Golden Rules...

The golden rules the safe and competent compound shooter understands and operates their equipment by are golden for a reason - they keep their equipment, the people around them and themselves safe. Golden rule number one is nobody touches your bow. It's a catch all rule - if nobody touches your bow, it's impossible for them to be unsafe with it. So Golden rule number one leaves the owner of the bow as the only operator left in the equation, and, as a good operator they embrace golden rule number two and three...

Golden rule number two is never draw your bow back with your fingers and never without an arrow nocked on the string. The modern compound bow is engineered and designed to be shot with a release aid. It's bit like the modern car - power steering and air conditioning are not options any more, they're factory fitted and we now think of them as just part of the car. The arrow on the string bit, it's about dry-firing your bow. And now to the nut of this article... if you have an arrow on your string you can't dry-fire your bow... but, saying that, there are a few ways you can dry-fire your bow and still be embracing the golden rules...

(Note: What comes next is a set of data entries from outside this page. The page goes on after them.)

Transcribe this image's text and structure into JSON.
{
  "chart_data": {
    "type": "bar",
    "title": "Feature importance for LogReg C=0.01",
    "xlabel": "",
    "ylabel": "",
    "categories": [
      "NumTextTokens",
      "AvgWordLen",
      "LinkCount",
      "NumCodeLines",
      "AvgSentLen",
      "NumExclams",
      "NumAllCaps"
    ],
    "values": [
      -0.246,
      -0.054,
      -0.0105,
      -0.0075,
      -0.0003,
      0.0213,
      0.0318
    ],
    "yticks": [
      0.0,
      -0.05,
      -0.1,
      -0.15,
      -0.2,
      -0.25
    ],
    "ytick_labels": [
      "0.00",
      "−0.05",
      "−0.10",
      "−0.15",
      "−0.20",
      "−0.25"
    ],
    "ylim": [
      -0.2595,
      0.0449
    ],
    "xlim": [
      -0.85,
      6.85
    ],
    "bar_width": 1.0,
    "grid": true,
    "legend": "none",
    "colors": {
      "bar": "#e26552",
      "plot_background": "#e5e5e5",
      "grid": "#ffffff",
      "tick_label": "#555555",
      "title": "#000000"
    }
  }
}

Drawing back, letting down, drawing back again... do it three times, and some nocks on some bow strings "saw" off the bowstring. They look like they are clipped on proper. But they might not be and if you shoot, the bowstring rips past the nock and their might be some repairs needed.

Distraction technique... the phone call, shooting with friends. There's any number of scenarios that can let interrupt your shot sequence and then you're open to drawing back, aiming like a champ and "bang" because you never put an arrow on the string. Yes, it happens!


Damaged nock... safe archers are always checking their arrows. But make sure you eyeball your nocks for cracks too. When you're a good shooter, you're always hitting your arrow nocks. A cracked nock can let go during the shot but clip on without you being none the wiser.

Oh yes, golden rule number three is finger behind the trigger at all times until you're about to aim.